Abstract

Proceedings Abstracts of the Twenty-Fourth International Joint Conference on Artificial Intelligence

CEIL: A Scalable, Resolution Limit Free Approach for Detecting Communities in Large Networks / 2097
Vishnu Sankar, Balaraman Ravindran, Shivashankar S
PDF

Real world networks typically exhibit non uniform edge densities with there being a higher concentration of edges within modules or communities. Various scoring functions have been proposed to quantify the quality of such communities. In this paper, we argue that the popular scoring functions suffer from certain limitations. We identify the necessary features that a scoring function should incorporate in order to characterize good community structure and propose a new scoring function, CEIL (Community detection using External and Internal scores in Large networks), which conforms closely with our characterization. We also demonstrate experimentally the superiority of our scoring function over the existing scoring functions. Modularity, a very popular scoring function, exhibits resolution limit, i.e., one cannot find communities that are much smaller in size compared to the size of the network.

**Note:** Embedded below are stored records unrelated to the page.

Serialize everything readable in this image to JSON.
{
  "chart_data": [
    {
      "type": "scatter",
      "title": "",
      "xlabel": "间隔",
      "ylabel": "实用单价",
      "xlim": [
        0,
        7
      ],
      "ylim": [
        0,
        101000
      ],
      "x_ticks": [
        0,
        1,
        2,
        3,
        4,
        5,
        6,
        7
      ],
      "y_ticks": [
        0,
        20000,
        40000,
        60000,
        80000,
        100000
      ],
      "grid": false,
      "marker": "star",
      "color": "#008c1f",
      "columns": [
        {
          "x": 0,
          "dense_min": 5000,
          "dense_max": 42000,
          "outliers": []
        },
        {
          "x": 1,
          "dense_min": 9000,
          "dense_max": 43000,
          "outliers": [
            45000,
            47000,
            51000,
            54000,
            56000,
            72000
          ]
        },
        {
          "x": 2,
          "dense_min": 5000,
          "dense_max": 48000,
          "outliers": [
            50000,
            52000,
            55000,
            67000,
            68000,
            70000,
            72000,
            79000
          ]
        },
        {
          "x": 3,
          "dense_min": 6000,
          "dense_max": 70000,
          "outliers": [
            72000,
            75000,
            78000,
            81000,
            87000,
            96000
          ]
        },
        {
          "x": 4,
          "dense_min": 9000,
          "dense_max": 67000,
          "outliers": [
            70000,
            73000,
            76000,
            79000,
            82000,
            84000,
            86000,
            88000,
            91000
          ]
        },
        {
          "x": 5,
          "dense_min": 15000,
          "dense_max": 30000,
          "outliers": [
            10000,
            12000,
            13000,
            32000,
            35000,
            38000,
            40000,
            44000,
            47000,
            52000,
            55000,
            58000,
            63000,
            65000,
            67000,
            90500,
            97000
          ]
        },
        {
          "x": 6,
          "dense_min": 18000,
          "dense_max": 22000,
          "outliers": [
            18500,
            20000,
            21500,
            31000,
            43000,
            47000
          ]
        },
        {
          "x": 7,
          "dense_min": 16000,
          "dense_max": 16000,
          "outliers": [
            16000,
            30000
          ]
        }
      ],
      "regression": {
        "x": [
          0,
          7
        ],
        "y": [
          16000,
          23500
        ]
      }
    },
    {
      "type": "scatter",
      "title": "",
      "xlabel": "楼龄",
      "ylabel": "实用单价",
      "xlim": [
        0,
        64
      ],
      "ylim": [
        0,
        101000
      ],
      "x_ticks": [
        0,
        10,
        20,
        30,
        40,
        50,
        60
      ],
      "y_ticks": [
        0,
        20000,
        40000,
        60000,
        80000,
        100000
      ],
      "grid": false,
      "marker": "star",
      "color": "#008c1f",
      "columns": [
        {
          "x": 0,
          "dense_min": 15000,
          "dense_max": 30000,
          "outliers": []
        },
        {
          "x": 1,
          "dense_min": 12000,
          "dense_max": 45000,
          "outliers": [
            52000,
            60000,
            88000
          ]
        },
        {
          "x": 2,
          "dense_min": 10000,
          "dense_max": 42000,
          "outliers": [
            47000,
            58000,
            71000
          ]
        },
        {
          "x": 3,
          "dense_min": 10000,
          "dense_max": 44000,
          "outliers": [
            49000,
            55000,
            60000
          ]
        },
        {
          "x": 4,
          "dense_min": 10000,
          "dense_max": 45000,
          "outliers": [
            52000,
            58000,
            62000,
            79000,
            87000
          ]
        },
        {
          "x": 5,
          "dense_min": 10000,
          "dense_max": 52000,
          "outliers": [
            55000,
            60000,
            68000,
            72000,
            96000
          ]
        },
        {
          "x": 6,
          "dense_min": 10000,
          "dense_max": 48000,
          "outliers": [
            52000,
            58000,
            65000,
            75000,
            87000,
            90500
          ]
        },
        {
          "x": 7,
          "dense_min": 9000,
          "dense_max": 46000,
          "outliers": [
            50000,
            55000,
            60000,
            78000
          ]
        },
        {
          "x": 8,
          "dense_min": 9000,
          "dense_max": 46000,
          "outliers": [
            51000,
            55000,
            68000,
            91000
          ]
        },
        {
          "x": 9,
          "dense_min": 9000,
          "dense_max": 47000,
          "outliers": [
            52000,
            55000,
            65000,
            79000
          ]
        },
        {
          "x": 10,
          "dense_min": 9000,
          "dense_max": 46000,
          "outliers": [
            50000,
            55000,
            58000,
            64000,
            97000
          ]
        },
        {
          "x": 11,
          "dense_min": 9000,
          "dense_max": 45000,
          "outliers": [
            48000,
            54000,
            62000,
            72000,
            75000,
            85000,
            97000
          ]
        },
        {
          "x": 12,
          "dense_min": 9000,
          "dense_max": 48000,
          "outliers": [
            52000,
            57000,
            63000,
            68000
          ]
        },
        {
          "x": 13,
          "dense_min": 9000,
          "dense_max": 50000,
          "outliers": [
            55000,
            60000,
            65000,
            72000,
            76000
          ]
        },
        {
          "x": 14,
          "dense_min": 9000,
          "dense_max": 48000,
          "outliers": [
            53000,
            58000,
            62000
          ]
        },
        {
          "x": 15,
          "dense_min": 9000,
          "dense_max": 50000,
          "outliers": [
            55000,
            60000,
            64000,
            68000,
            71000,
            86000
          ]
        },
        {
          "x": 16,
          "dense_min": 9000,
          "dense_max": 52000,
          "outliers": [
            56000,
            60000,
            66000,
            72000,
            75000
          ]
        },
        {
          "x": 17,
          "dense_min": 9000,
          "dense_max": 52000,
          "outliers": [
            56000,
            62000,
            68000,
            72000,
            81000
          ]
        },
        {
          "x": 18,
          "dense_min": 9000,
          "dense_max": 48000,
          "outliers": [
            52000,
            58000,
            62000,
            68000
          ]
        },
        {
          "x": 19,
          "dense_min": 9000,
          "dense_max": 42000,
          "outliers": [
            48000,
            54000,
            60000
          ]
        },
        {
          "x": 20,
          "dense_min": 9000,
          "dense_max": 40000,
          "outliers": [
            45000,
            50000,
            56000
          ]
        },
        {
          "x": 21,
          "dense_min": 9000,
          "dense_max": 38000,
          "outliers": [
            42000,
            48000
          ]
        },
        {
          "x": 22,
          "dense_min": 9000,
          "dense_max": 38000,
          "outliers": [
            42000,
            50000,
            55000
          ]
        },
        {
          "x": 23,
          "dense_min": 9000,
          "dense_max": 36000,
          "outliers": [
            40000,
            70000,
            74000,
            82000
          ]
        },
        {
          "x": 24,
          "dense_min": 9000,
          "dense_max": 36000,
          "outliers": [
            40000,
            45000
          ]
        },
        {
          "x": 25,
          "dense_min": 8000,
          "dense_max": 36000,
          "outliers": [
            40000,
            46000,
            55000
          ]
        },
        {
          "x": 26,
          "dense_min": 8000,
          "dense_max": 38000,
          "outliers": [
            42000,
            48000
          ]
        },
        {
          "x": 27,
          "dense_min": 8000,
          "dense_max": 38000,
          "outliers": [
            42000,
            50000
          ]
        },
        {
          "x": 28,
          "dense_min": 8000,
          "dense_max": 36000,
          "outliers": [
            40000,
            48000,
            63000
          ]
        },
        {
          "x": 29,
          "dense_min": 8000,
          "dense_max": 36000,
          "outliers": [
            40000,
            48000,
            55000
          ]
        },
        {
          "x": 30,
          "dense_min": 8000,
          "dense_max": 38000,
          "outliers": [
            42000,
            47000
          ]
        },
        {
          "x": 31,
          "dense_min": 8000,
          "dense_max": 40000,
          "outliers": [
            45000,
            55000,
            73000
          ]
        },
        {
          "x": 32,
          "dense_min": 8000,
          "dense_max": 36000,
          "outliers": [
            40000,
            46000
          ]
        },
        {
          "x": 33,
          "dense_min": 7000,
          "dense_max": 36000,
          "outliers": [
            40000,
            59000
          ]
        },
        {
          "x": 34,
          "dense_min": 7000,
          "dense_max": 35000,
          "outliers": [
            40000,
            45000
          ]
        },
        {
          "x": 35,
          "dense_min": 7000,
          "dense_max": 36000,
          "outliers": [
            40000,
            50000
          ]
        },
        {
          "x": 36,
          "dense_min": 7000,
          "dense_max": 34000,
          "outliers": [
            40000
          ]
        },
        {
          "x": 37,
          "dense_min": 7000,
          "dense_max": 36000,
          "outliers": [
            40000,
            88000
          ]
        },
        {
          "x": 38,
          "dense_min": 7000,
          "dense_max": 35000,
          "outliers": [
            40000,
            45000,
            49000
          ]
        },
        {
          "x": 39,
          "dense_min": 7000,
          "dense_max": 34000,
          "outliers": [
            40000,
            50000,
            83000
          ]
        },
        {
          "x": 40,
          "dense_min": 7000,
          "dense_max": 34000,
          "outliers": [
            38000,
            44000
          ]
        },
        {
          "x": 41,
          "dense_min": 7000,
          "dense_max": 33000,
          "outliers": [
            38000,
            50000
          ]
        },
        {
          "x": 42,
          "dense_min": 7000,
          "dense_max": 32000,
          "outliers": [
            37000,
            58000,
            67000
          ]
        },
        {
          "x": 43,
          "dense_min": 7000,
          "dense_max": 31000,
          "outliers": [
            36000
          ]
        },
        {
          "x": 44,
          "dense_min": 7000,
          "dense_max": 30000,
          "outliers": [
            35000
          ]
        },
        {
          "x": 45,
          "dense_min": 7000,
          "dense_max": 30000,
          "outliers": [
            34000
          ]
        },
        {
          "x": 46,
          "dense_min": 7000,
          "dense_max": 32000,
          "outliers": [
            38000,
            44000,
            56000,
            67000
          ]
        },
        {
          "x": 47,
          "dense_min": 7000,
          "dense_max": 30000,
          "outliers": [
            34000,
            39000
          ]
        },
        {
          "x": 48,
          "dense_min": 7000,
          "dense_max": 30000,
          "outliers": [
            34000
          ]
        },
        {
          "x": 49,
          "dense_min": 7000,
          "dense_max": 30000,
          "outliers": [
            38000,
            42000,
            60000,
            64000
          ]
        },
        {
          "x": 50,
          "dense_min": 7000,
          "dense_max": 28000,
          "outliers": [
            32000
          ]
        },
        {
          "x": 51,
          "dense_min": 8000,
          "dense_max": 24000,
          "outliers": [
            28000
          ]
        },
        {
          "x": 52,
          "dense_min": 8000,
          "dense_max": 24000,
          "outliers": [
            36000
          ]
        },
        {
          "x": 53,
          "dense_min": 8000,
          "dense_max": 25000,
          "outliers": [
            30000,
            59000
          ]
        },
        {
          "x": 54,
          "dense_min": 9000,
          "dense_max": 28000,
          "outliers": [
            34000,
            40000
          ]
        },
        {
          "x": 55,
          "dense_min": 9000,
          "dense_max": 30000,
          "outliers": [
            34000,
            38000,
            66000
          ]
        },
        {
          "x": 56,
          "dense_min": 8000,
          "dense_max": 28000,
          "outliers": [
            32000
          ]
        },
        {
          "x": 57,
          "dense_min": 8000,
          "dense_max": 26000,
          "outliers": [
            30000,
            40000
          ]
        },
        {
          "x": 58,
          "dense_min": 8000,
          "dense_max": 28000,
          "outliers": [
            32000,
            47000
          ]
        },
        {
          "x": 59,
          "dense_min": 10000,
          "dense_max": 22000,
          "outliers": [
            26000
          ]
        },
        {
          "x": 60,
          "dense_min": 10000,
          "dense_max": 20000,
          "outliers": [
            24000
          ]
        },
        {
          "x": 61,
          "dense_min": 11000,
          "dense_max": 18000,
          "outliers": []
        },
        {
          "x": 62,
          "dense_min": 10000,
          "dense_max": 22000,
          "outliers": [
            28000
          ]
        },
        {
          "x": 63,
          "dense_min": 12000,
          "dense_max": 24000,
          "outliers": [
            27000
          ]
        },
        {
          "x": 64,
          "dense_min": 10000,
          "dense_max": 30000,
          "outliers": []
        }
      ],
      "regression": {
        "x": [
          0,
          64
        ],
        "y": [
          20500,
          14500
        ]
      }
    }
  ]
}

In many real world networks, community size does not grow in proportion to the network size. This implies that resolution limit is a serious problem in large networks. Modularity is still very popular since it offers many advantages such as fast algorithms for maximizing the score, and non-trivial community structures corresponding to the maxima. We show analytically that the CEIL score does not suffer from resolution limit. We also modify the Louvain method, one of the fastest greedy algorithms for maximizing modularity, to maximize the CEIL score. We show that our algorithm gives the expected communities in synthetic networks as opposed to maximizing modularity. We also show that the community labels given by our algorithm matches closely with the ground truth community labels in real world networks. Our algorithm is on par with Louvain method in computation time and hence scales well to large networks.